SAC (Soft Actor‑Critic)

Soft Objective

J(π) = Σ E\big[ r(s,a) + α·H(π(·|s)) \big]

The entropy term encourages diverse actions, improving exploration and robustness.

Soft Bellman Backup

Q(s,a) ← r + γ E_{s'∼P, a'∼π}[ Q(s',a') − α log π(a'|s') ]

π ← argmin_π E\big[ KL( π(·|s) || exp((1/α)Q(s,·)) / Z(s) ) \big]

In practice, update two Q‑nets (to reduce overestimation), and update a stochastic Gaussian policy by minimizing the KL surrogate.

Reparameterization Trick

a = μ(s) + σ(s) ⊙ ε,\; ε∼\mathcal{N}(0,I),\; \text{(tanh squashing for bounds)}

Policy gradients pass through stochastic actions using the reparameterization trick. A tanh‑squashed Gaussian ensures bounded actions; log‑prob must account for the tanh Jacobian.

Automatic Temperature Tuning

J(α) = E\big[ −α ( log π(a|s) + H_{target} ) \big],\; α ← α − η ∂J/∂α

This drives the policy entropy toward a target.
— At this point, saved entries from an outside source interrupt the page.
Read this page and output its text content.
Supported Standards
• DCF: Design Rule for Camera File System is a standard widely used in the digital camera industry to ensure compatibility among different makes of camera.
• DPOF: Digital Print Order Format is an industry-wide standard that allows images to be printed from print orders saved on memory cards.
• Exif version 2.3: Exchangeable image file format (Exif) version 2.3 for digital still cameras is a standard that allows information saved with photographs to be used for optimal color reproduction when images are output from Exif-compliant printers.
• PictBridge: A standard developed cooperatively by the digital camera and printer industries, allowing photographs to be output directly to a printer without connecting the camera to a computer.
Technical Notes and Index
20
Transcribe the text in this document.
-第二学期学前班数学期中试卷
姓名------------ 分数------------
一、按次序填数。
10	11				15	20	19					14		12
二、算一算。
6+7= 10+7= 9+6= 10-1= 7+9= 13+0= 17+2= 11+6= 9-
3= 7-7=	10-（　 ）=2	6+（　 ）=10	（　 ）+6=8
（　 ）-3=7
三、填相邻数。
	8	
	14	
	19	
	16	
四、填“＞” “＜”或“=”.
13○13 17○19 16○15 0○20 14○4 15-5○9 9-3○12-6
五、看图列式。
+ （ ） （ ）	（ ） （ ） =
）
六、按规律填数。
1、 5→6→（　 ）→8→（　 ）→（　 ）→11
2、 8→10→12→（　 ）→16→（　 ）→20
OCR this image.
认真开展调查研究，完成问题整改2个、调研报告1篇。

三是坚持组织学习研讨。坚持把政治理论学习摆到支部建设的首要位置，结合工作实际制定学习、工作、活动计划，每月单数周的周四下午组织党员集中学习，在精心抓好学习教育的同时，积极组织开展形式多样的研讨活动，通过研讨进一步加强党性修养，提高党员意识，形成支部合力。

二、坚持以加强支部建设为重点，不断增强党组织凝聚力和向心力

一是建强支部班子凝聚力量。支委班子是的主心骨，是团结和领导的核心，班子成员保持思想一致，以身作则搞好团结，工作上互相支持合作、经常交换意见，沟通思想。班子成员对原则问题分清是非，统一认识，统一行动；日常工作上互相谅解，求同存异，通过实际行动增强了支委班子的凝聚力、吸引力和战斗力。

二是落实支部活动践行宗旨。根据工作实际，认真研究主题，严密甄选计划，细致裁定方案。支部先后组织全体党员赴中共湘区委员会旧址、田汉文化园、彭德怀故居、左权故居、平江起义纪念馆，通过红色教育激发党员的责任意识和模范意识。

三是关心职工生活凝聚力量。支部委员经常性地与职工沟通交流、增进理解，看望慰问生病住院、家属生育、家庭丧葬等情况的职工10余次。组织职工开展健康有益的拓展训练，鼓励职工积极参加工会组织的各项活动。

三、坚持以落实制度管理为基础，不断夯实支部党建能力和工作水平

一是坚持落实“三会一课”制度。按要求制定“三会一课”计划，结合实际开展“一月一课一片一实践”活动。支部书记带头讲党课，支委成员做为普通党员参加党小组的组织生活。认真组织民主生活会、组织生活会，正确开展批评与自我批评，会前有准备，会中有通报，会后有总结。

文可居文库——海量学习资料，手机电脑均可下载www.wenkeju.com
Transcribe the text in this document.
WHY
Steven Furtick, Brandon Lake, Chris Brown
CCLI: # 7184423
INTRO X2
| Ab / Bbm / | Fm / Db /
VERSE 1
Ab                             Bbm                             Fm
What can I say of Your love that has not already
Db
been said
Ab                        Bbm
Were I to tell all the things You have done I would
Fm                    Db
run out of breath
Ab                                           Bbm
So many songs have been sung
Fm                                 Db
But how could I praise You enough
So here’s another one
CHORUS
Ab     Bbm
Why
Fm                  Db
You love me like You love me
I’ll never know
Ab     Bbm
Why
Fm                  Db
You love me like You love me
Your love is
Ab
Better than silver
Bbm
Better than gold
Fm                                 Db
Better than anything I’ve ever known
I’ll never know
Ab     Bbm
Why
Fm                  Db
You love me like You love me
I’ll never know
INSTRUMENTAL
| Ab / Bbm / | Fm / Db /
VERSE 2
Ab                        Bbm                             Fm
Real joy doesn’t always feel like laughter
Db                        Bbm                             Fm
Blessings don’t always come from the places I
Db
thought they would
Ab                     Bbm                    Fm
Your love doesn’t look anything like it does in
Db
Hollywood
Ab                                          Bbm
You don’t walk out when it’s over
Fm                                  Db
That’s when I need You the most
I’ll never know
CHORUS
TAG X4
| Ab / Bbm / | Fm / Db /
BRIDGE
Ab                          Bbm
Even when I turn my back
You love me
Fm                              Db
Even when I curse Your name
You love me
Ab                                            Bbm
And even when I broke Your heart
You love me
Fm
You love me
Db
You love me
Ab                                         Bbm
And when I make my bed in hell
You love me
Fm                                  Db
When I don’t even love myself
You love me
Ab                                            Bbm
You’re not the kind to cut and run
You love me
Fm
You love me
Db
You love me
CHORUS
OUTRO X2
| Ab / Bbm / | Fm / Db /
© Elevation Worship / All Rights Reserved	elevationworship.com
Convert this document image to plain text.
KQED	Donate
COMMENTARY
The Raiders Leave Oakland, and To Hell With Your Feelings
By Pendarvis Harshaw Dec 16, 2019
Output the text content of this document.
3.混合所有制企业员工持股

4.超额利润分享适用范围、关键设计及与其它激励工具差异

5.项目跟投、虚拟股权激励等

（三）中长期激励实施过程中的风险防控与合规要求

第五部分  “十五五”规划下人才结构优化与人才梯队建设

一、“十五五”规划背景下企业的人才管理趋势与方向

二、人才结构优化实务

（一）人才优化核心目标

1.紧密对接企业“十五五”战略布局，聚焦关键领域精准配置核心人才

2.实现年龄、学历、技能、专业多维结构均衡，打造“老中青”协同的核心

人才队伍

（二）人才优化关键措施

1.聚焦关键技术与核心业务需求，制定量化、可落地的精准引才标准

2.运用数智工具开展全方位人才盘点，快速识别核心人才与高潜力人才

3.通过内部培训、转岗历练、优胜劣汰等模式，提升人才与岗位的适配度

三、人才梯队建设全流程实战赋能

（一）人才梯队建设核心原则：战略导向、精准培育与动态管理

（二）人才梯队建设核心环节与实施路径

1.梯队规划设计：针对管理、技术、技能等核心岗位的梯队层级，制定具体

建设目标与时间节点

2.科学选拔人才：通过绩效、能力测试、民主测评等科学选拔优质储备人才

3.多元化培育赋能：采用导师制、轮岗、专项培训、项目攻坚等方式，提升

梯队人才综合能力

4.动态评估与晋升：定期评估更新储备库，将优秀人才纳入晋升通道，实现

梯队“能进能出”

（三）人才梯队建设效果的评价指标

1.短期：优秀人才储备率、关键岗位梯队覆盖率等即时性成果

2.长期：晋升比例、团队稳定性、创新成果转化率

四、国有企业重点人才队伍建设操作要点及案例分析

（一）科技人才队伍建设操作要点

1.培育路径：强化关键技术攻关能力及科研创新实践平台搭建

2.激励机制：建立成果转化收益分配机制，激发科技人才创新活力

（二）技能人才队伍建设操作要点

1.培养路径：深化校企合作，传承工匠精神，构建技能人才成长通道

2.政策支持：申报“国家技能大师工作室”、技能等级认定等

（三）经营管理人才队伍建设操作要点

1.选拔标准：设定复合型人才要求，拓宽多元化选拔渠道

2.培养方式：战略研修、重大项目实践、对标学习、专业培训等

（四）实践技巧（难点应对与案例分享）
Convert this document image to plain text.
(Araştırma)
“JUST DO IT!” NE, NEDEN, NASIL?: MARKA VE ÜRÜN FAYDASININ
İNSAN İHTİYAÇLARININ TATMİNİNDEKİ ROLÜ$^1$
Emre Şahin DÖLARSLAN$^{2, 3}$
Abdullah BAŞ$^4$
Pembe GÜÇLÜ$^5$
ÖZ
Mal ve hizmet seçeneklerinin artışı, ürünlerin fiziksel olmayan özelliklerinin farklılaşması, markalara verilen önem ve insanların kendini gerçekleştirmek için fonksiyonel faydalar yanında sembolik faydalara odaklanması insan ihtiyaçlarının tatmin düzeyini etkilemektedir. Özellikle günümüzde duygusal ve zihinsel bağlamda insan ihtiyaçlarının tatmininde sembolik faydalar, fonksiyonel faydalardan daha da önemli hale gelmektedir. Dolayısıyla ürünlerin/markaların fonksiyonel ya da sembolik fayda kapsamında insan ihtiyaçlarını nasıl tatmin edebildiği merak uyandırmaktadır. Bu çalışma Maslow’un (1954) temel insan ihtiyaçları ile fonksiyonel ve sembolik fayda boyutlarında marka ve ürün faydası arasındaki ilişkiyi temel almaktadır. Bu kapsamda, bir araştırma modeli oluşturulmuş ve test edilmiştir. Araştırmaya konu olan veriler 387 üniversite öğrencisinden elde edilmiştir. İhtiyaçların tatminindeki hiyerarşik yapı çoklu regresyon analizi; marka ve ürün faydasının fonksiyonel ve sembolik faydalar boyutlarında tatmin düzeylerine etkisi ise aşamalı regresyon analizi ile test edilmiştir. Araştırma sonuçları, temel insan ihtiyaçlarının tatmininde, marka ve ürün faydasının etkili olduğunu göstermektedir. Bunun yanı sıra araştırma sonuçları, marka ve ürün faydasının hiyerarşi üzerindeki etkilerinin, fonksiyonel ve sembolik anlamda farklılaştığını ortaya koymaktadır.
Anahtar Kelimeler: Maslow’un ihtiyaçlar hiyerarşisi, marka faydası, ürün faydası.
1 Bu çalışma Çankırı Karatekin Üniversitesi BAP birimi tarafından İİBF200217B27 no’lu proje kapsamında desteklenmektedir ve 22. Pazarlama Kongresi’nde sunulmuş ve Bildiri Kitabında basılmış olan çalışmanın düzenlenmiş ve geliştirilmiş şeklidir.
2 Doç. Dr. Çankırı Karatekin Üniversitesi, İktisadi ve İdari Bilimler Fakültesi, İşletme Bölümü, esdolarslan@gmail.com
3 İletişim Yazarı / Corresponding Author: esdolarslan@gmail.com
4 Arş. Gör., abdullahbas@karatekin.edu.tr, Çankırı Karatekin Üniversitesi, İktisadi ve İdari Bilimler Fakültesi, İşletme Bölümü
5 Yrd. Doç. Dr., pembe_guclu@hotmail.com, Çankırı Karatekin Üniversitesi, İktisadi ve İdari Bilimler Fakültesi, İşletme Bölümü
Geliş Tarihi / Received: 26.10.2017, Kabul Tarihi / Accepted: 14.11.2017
Choose H_target ≈ −|A| for continuous actions as a starting point.

Stability & Tuning

Replay size 1e6; batch 256–1024; target update τ=0.005–0.02.
Use LayerNorm in policy; gradient clip at 1.0; normalize observations.
Examine log π and Q targets to detect collapse or instability.

Temperature α

Automatically tune α by minimizing J(α)=E[ −α ( log π(a|s) + H_target ) ]. This drives entropy toward a target value.

Pseudocode

initialize Q1, Q2, target networks, policy π_θ, temperature α
for each step:
  sample action a ~ π_θ(·|s), step env → (s', r)
  store (s,a,r,s') in replay
  sample batch from replay
  # Q update
  a' ~ π_θ(·|s') ; y = r + γ (min_i Q_i(s',a') - α log π_θ(a'|s'))
  minimize Σ_i (Q_i(s,a) - y)^2
  # Policy update
  a ~ π_θ(·|s) ; minimize α log π_θ(a|s) - min_i Q_i(s,a)
  # Temperature update (optional)
  minimize α * ( -log π_θ(a|s) - H_target )
  update target networks by Polyak averaging

Notes

Use twin Q networks and target smoothing for stability.
Replay buffer is essential; batch size 256–1024 often works well.
Target entropy ≈ −|A| for continuous actions is a good starting point.